2 Responses to “Choosing to Get Along…Or Not.”

  1. Makarios says:

    “Believe what you want, live how you want, we are told, but extend that same right to others.”

    Unhappily, one of the chief characteristics of fanatics (of whatever stripe) is a failure to grasp the concept of minding one’s own business. Of course, fanaticism is most often a form of overcompensation for doubt. Christian fundamentalists define their religious identity by their adherence to creedal propositions. They are “true Christians” only to the extent that they really and sincerely believe certain tenets of their faith group. This can cause a certain disconnect if one is supposed to believe, for example, that the universe was created only 6,000 years ago, and that Satan planted fossils as a snare. And so they doubt.

    But if they doubt, they’ll go to hell. So they can’t admit their doubts, even to themselves. They repress them (with the obvious consequences) and double their ostensible commitment to their creeds. And then they redouble them.
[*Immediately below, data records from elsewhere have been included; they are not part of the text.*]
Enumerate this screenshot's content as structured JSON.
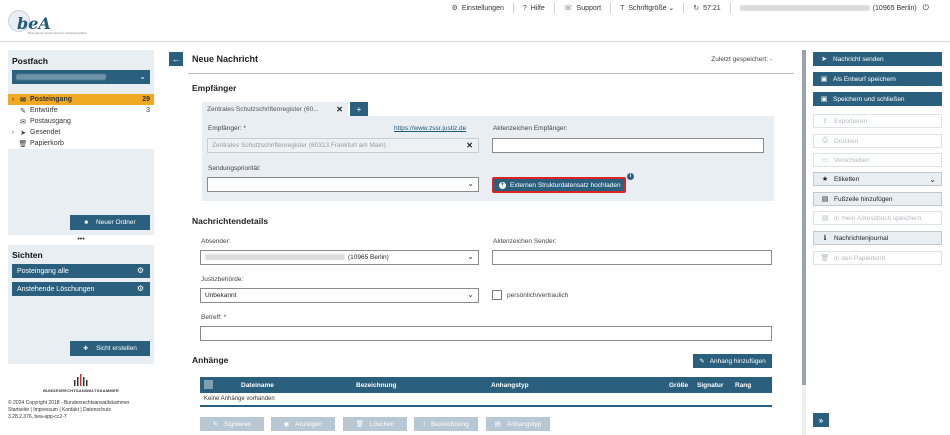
{
  "header": {
    "logo_text": "beA",
    "logo_sub": "Besonderes elektronisches Anwaltspostfach",
    "nav": [
      {
        "icon": "⚙",
        "label": "Einstellungen"
      },
      {
        "icon": "?",
        "label": "Hilfe"
      },
      {
        "icon": "☏",
        "label": "Support"
      },
      {
        "icon": "T",
        "label": "Schriftgröße ⌄"
      },
      {
        "icon": "↻",
        "label": "57:21"
      }
    ],
    "user_suffix": "(10965 Berlin)",
    "logout_icon": "⏻"
  },
  "sidebar": {
    "postfach_title": "Postfach",
    "folders": [
      {
        "arrow": "›",
        "icon": "✉",
        "label": "Posteingang",
        "count": "29"
      },
      {
        "arrow": "",
        "icon": "✎",
        "label": "Entwürfe",
        "count": "3"
      },
      {
        "arrow": "",
        "icon": "✉",
        "label": "Postausgang",
        "count": ""
      },
      {
        "arrow": "›",
        "icon": "➤",
        "label": "Gesendet",
        "count": ""
      },
      {
        "arrow": "",
        "icon": "🗑",
        "label": "Papierkorb",
        "count": ""
      }
    ],
    "new_folder_label": "Neuer Ordner",
    "dots": "•••",
    "sichten_title": "Sichten",
    "sichten": [
      {
        "label": "Posteingang alle"
      },
      {
        "label": "Anstehende Löschungen"
      }
    ],
    "create_view_label": "Sicht erstellen",
    "brak_label": "BUNDESRECHTSANWALTSKAMMER",
    "footer_lines": [
      "© 2024 Copyright 2018 - Bundesrechtsanwaltskammer",
      "Startseite | Impressum | Kontakt | Datenschutz",
      "3.28.2.376, bea-app-cc2-7"
    ]
  },
  "main": {
    "title": "Neue Nachricht",
    "saved": "Zuletzt gespeichert: -",
    "empfaenger": {
      "section": "Empfänger",
      "tab_label": "Zentrales Schutzschriftenregister (60...",
      "tab_add": "+",
      "recipient_label": "Empfänger: *",
      "recipient_link": "https://www.zssr.justiz.de",
      "recipient_value": "Zentrales Schutzschriftenregister (60313 Frankfurt am Main)",
      "aktenzeichen_label": "Aktenzeichen Empfänger:",
      "aktenzeichen_value": "",
      "prio_label": "Sendungspriorität:",
      "prio_value": "",
      "ext_button": "Externen Strukturdatensatz hochladen"
    },
    "details": {
      "section": "Nachrichtendetails",
      "absender_label": "Absender:",
      "absender_suffix": "(10965 Berlin)",
      "az_sender_label": "Aktenzeichen Sender:",
      "justiz_label": "Justizbehörde:",
      "justiz_value": "Unbekannt",
      "personal_label": "persönlich/vertraulich",
      "betreff_label": "Betreff: *",
      "betreff_value": ""
    },
    "anhaenge": {
      "section": "Anhänge",
      "add_button": "Anhang hinzufügen",
      "columns": [
        "Dateiname",
        "Bezeichnung",
        "Anhangstyp",
        "Größe",
        "Signatur",
        "Rang"
      ],
      "empty": "Keine Anhänge vorhanden",
      "actions": [
        {
          "icon": "✎",
          "label": "Signieren"
        },
        {
          "icon": "◉",
          "label": "Anzeigen"
        },
        {
          "icon": "🗑",
          "label": "Löschen"
        },
        {
          "icon": "I",
          "label": "Bezeichnung"
        },
        {
          "icon": "▤",
          "label": "Anhangstyp"
        }
      ]
    }
  },
  "right": {
    "buttons": [
      {
        "icon": "➤",
        "label": "Nachricht senden",
        "state": "dark"
      },
      {
        "icon": "▣",
        "label": "Als Entwurf speichern",
        "state": "dark"
      },
      {
        "icon": "▣",
        "label": "Speichern und schließen",
        "state": "dark"
      },
      {
        "icon": "⇪",
        "label": "Exportieren",
        "state": "dis"
      },
      {
        "icon": "⎙",
        "label": "Drucken",
        "state": "dis"
      },
      {
        "icon": "▭",
        "label": "Verschieben",
        "state": "dis"
      },
      {
        "icon": "★",
        "label": "Etiketten",
        "state": "ena",
        "chev": "⌄"
      },
      {
        "icon": "▤",
        "label": "Fußzeile hinzufügen",
        "state": "ena"
      },
      {
        "icon": "▤",
        "label": "In mein Adressbuch speichern",
        "state": "dis"
      },
      {
        "icon": "ℹ",
        "label": "Nachrichtenjournal",
        "state": "ena"
      },
      {
        "icon": "🗑",
        "label": "In den Papierkorb",
        "state": "dis"
      }
    ],
    "expand": "»"
  }
}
In spades (or, for your bridge players, in no-trump).

    Their efforts to convince, or to force, everyone else to believe as they do (or as they believe they do) are reminiscent of the swaggering, macho homophobia of someone who is unconsciously a self-hating closet case.

    The problem, of course, is not their doubt, but the fact that is unconscious. If they can be helped to bring it to the surface, and to address it in the same way as they would a problem at work, there might just be a chance of getting through to them. Maybe.

  2. Hrafnkell says:

    I agree with everything you’ve said, Makarios. And occasionally, a light comes on. Bart Ehrman is a notable case, and there are others as well, some I’ve known personally. It might just be reading some scripture that triggers it. I was not a fanatic or extremist myself, though I was a believer. For me the process was somewhat slower, perhaps because my form of Christianity (thanks to my mother) was more open-minded and moderate (for example, evolution being how God brought life to earth, seven days not literally being seven days, etc, etc).

    I think our best hope is the undecided masses, to educate them, to make them stop and think, and perhaps every once in a while a true believer will stop and say, “hey, I never thought about it that way!” You’ve already seen the level of argument I get from them here – no real facts or evidence and very little thought goes into what they say – it’s talking points. Talking points may reinforce the faith of the base but it doesn’t work in winning arguments. But that’s all they have because archaeology, history, geography, and science are all lined up against them.